Tesla lands a Street-high price target from Wedbush
Wedbush Securities hiked its PT on Outperform-rated Tesla (NASDAQ:TSLA) to $600 to reflect the firm’s view that an accelerated AI path for the company is now on the horizon. Analyst Dan Ives noted that investors are underestimating the transformation underway at the company.
“We believe Tesla is taking major steps in advancing its AI Revolution path with autonomous and robotics front and center heading into 2026 that will be a game changer and define Tesla’s future,” wrote Ives.
The Wedbush view is that Tesla could reach a $2 trillion market cap in early 2026 in a bull case scenario and $3 trillion by the end of 2026 as full-scale volume production begins of the autonomous and robotics roadmap.
Adobe downgraded over concerns of gen-AI monetization
Adobe (NASDAQ:ADBE) was downgraded to Equal-weight from Overweight by Morgan Stanley due to unknowns surrounding the software company’s ability to effectively monetize generative artificial intelligence.
Morgan Stanley also reduced its PT to $450 from $520, saying that direct gen-AI monetization has proceeded slower than investors anticipated and is not affecting annual recurring revenue as much as expected.
“Our prior OW thesis on Adobe was predicated on the ability for the company to successfully innovate on, deliver, and eventually monetize Generative AI functionality across the customer base, leading to an inflecting in Digital Media ARR growth to the ~mid-to-high teens,” said Morgan Stanley analyst Keith Weiss. “Since that upgrade, we have seen the Digital Media ARR growth directionality diverge from the pace and quality of innovation being embedded within the product portfolio.”

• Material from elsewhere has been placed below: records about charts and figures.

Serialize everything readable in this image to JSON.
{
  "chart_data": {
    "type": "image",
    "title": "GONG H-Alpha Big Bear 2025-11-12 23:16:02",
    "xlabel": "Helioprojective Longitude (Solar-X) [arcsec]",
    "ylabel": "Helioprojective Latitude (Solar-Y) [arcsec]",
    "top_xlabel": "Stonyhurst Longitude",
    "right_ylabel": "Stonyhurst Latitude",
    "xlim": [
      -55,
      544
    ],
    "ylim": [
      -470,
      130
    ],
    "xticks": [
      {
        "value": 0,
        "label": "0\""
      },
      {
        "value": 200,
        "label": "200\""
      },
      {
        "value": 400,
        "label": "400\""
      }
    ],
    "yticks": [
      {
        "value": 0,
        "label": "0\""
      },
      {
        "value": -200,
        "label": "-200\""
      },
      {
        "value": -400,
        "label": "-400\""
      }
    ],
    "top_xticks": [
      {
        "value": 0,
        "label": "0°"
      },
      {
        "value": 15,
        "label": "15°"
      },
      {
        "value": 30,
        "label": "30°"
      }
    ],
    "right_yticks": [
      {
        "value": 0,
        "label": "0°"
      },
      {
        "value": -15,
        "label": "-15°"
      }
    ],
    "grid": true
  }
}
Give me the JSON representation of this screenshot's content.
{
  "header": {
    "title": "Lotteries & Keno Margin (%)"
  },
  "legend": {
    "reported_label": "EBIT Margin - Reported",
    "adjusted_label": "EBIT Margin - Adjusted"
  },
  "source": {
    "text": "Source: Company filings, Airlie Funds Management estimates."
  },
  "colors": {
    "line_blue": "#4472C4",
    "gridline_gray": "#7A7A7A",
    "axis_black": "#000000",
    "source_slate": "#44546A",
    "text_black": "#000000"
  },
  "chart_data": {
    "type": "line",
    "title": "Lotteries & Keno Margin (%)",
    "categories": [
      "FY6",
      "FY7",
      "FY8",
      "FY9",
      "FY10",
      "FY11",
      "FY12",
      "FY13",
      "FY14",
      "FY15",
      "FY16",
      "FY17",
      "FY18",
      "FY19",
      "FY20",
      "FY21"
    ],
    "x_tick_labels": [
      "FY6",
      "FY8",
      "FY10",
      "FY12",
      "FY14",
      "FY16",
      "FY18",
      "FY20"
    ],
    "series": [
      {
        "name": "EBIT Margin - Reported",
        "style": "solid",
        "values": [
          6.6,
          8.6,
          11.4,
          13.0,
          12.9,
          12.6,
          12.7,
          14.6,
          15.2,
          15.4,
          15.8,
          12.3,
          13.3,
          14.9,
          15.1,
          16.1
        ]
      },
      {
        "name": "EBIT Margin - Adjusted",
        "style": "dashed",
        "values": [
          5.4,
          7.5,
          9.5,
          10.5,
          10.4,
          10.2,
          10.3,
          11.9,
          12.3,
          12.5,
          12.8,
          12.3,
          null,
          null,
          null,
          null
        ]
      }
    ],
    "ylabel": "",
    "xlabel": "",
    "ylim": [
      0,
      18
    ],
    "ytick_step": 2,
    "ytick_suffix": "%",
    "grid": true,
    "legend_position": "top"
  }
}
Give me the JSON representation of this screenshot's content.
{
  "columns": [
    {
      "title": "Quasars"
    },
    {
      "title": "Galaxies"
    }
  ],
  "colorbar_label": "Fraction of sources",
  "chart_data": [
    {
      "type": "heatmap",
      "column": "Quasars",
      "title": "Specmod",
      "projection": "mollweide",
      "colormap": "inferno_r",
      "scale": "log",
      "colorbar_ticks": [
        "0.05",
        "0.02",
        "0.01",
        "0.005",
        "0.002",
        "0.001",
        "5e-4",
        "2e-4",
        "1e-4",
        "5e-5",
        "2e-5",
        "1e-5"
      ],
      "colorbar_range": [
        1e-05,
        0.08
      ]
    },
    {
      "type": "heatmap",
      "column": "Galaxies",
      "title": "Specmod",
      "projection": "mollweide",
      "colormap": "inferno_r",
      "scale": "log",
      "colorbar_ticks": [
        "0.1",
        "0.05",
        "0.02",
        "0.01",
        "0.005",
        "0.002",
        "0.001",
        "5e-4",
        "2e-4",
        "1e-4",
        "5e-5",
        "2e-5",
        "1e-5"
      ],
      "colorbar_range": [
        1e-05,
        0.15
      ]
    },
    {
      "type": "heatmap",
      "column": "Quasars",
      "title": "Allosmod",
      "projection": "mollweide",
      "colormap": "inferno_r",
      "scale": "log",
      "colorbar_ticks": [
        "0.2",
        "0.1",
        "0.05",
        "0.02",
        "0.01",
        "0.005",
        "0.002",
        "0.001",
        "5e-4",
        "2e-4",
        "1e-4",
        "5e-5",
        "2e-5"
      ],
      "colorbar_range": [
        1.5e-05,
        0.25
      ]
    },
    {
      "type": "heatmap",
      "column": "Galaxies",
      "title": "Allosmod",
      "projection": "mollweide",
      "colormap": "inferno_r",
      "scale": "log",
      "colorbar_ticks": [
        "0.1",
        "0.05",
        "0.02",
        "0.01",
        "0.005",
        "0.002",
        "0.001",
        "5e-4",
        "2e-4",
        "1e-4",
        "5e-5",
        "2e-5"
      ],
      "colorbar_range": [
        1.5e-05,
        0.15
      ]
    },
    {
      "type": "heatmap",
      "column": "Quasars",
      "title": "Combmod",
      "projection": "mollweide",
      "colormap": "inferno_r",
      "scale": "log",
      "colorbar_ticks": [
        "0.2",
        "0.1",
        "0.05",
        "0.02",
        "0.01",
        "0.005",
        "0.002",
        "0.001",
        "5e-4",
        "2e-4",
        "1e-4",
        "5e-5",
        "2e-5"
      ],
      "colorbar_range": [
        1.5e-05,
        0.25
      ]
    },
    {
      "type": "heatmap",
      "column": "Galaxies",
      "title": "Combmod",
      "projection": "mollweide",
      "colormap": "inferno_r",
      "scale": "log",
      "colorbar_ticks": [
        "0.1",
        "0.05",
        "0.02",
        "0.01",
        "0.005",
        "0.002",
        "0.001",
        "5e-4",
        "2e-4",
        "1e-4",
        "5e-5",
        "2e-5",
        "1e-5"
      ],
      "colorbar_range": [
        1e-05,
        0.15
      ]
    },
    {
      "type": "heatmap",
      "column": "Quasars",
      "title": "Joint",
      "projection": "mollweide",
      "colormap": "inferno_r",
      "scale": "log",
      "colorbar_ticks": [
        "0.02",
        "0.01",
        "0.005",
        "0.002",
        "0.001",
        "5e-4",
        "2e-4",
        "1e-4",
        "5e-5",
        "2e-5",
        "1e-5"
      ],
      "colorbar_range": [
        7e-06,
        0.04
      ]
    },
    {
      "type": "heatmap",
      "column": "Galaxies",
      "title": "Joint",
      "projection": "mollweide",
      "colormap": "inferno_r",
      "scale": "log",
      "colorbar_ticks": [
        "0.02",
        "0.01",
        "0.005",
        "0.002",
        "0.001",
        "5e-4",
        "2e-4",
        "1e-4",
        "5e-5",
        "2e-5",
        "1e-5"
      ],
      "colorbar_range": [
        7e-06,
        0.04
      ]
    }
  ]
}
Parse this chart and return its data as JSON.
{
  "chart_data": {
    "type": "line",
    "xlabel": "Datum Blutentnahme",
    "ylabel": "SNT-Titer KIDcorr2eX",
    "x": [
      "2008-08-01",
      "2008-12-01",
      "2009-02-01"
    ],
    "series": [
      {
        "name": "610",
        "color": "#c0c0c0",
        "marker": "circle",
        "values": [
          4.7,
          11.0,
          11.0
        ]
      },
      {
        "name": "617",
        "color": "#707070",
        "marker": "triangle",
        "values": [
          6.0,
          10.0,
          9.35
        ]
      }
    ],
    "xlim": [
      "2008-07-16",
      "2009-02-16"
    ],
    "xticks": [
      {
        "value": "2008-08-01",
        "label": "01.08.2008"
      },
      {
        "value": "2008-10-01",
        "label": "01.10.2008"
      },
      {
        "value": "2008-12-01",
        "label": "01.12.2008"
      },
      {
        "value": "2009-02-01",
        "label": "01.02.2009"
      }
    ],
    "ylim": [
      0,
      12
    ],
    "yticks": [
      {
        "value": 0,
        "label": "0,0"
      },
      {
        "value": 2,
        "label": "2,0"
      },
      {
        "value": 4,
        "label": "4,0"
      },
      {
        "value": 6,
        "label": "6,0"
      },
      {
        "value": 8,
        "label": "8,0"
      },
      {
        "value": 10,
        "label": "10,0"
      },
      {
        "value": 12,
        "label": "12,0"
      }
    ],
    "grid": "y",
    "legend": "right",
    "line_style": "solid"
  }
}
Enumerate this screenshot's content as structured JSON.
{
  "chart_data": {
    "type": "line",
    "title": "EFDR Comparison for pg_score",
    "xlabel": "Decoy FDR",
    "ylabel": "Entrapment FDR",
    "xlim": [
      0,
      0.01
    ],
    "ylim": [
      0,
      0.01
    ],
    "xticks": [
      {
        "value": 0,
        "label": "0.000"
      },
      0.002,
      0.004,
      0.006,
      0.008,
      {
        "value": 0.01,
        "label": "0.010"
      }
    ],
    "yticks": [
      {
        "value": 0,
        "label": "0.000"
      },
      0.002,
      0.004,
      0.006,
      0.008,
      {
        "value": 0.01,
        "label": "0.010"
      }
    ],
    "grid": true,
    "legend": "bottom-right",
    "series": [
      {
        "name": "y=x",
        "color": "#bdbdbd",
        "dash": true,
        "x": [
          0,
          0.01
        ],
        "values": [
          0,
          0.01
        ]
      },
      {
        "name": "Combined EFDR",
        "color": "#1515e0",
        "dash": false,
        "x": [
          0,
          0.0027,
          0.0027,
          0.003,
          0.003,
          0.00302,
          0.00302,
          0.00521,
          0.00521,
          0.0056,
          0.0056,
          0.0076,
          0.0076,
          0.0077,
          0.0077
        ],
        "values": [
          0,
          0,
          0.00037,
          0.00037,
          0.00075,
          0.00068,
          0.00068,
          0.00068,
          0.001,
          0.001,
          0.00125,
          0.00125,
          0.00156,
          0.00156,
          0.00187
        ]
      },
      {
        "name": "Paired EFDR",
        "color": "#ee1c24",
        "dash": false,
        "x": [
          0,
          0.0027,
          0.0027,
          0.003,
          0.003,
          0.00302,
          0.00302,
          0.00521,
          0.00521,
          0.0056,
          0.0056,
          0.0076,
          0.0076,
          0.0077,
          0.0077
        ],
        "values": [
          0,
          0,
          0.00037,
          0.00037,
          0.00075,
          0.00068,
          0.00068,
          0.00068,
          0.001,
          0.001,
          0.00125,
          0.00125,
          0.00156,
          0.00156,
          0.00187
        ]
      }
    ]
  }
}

BofA raised PT on Palantir Technologies (NASDAQ:PLTR) to $215 from $180 while maintaining its Buy rating on the shares, citing stronger growth across the company’s applications.
Morgan Stanley upgraded ServiceNow (NYSE:NOW) to Overweight from Equal-Weight and put a $1,250 PT on the stock, saying the company’s overall business fundamentals have remained sound despite a more volatile backdrop. Despite that, the analysts said concerns about generative artificial intelligence-related risks and federal government spending concerns have weighed on shares, which have lagged the broader market.
Wedbush raised PT on Apple (NASDAQ:AAPL) to $310 from $270 noting that the iPhone 17 is turning into a real upgrade cycle.
Wells Fargo upgraded CoreWeave (NASDAQ:CRWV) to Overweight from Equal Weight and raised PT to $170 from $105, noting that “demand signals are growing too strong to ignore.”